Whiplash is the most common traffic injury, affecting 83% of people involved in motor vehicle collisions. The injury leads to "Whiplash-associated Disorders" (WAD), a clinical syndrome that includes neck pain and clusters of physical and psychological symptoms.[2, 3] WAD result in a significant burden of pain, disability and health care utilization.[1, 2, 4–7] Moreover, WAD may increase the risk of future health problems. Studies from Sweden and Saskatchewan suggest that individuals with a history of whiplash injuries may be more likely than those without a history of whiplash injuries to suffer from future episodes of neck pain, headaches, low back pain, shoulder pain, and sleep disturbances.[1, 8–10]

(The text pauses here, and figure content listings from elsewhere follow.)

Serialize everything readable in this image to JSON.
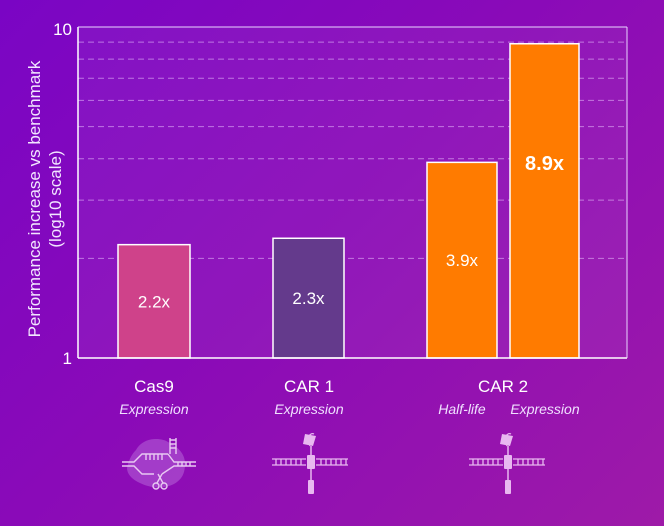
{
  "chart_data": {
    "type": "bar",
    "yscale": "log10",
    "ylim": [
      1,
      10
    ],
    "ylabel_line1": "Performance increase vs benchmark",
    "ylabel_line2": "(log10 scale)",
    "yticks": [
      "1",
      "10"
    ],
    "minor_grid": [
      2,
      3,
      4,
      5,
      6,
      7,
      8,
      9
    ],
    "grid": "dashed",
    "bars": [
      {
        "group": "Cas9",
        "metric": "Expression",
        "value": 2.2,
        "label": "2.2x",
        "color": "#cf428a"
      },
      {
        "group": "CAR 1",
        "metric": "Expression",
        "value": 2.3,
        "label": "2.3x",
        "color": "#643a8c"
      },
      {
        "group": "CAR 2",
        "metric": "Half-life",
        "value": 3.9,
        "label": "3.9x",
        "color": "#ff7b00"
      },
      {
        "group": "CAR 2",
        "metric": "Expression",
        "value": 8.9,
        "label": "8.9x",
        "color": "#ff7b00"
      }
    ],
    "categories": [
      "Cas9",
      "CAR 1",
      "CAR 2"
    ],
    "subcategories": [
      "Expression",
      "Expression",
      "Half-life",
      "Expression"
    ]
  },
  "icons": [
    "crispr-cas9-icon",
    "car-receptor-icon",
    "car-receptor-icon"
  ]
}
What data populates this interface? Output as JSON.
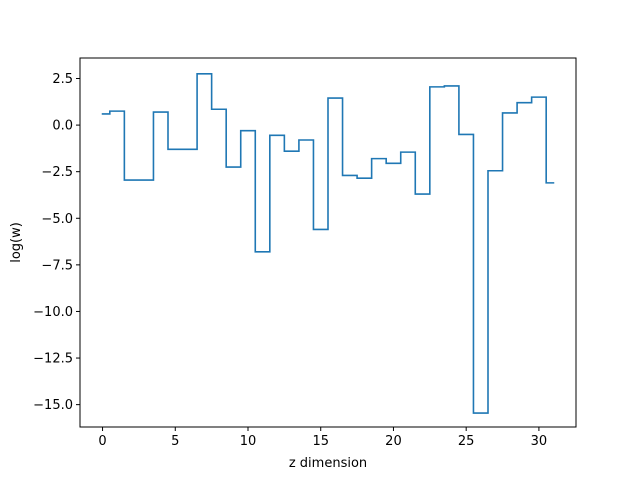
{
  "chart_data": {
    "type": "line",
    "drawstyle": "steps-mid",
    "title": "",
    "xlabel": "z dimension",
    "ylabel": "log(w)",
    "xlim": [
      -1.55,
      32.55
    ],
    "ylim": [
      -16.2,
      3.6
    ],
    "xticks": [
      0,
      5,
      10,
      15,
      20,
      25,
      30
    ],
    "xtick_labels": [
      "0",
      "5",
      "10",
      "15",
      "20",
      "25",
      "30"
    ],
    "yticks": [
      2.5,
      0.0,
      -2.5,
      -5.0,
      -7.5,
      -10.0,
      -12.5,
      -15.0
    ],
    "ytick_labels": [
      "2.5",
      "0.0",
      "−2.5",
      "−5.0",
      "−7.5",
      "−10.0",
      "−12.5",
      "−15.0"
    ],
    "grid": false,
    "color": "#1f77b4",
    "series": [
      {
        "x": [
          0,
          1,
          2,
          3,
          4,
          5,
          6,
          7,
          8,
          9,
          10,
          11,
          12,
          13,
          14,
          15,
          16,
          17,
          18,
          19,
          20,
          21,
          22,
          23,
          24,
          25,
          26,
          27,
          28,
          29,
          30,
          31
        ],
        "values": [
          0.6,
          0.75,
          -2.95,
          -2.95,
          0.7,
          -1.3,
          -1.3,
          2.75,
          0.85,
          -2.25,
          -0.3,
          -6.8,
          -0.55,
          -1.4,
          -0.8,
          -5.6,
          1.45,
          -2.7,
          -2.85,
          -1.8,
          -2.05,
          -1.45,
          -3.7,
          2.05,
          2.1,
          -0.5,
          -15.45,
          -2.45,
          0.65,
          1.2,
          1.5,
          -3.1
        ]
      }
    ]
  }
}
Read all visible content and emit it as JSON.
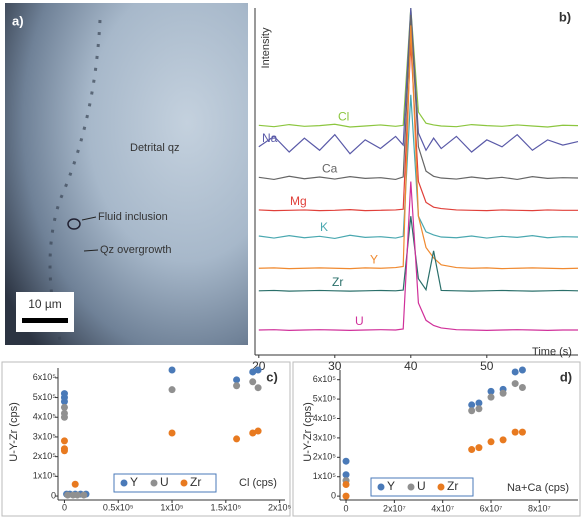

Exorbitant health care costs, increasing disability rates and uncertainty about the most effective management of WAD have led governments, insurers and clinicians throughout the Western world to develop treatment guidelines and programs of care for the treatment of whiplash injuries.[1, 2, 11–15] Traditionally, these guidelines have emphasized the delivery of clinical interventions and focused less on the environment surrounding the claim process. However, it is well known that the recovery from WAD also depends on contextual factors.[1, 4, 16, 17]
A growing body of evidence suggests that the type, intensity and timing of health care delivery are strongly and independently associated with time to recovery. Specifically, Côté et al. found that patients who made more than two visits to general practitioners, more than six visits to chiropractors, received care from general practitioner and chiropractors and those who consulted general practitioners and specialists within the first month of their injury took longer to recover than patients who visited general practitioners once or twice.[4, 5] In another cohort, Cassidy et al. investigated the effectiveness of a province-wide rehabilitation program in Saskatchewan and found that patients who attended fitness training or a multidisciplinary outpatient rehabilitation program within 120 days of their injury had slower recovery than those who received usual community care. Finally, a recent randomized trial compared "education and advice" by general practitioners to "education and exercises" by physiotherapists in patients with WAD lasting more than four weeks. One year after the injury, patients in the general practitioner group reported levels of neck pain and headache intensity that were lower than those treated by physiotherapists. Overall, this evidence suggests that the type and intensity of clinical care strongly influences the prognosis of whiplash injuries.
Despite the efforts of governments and insurers, we still do not know whether guidelines or programs of care are effective in improving health outcomes and reducing costs of patients with WAD. To date, no randomized trials have investigated the effectiveness of a coordinated and staged multidisciplinary rehabilitation program aimed at improving the health outcomes of patients with WAD. Moreover, it is not known whether rehabilitation programs are superior to physician-based education and activation in promoting better health outcomes. Therefore, there is a need for a pragmatic randomized controlled trial to investigate which program of care yields the best outcomes for patients.
Our primary objective is to determine whether education and activation by a physician is more effective than two rehabilitation programs of care ("Soft Tissue Injury Care Model" developed by AVIVA Canada and the "Pre-approved Framework Guideline for Grade I and II Whiplash Associated Disorders" developed by the Financial Services Commission of Ontario, an arm's length agency of the Ontario Ministry of Finance) in improving recovery from WAD.
Our secondary objectives will compare the effectiveness of the three interventions on reducing neck pain intensity, reducing whiplash-related disability, improving the health-related quality of life, reducing depressive symptoms, improving satisfaction with care, shorten insurance claim durations, and reducing the recurrence rate in patients with WAD.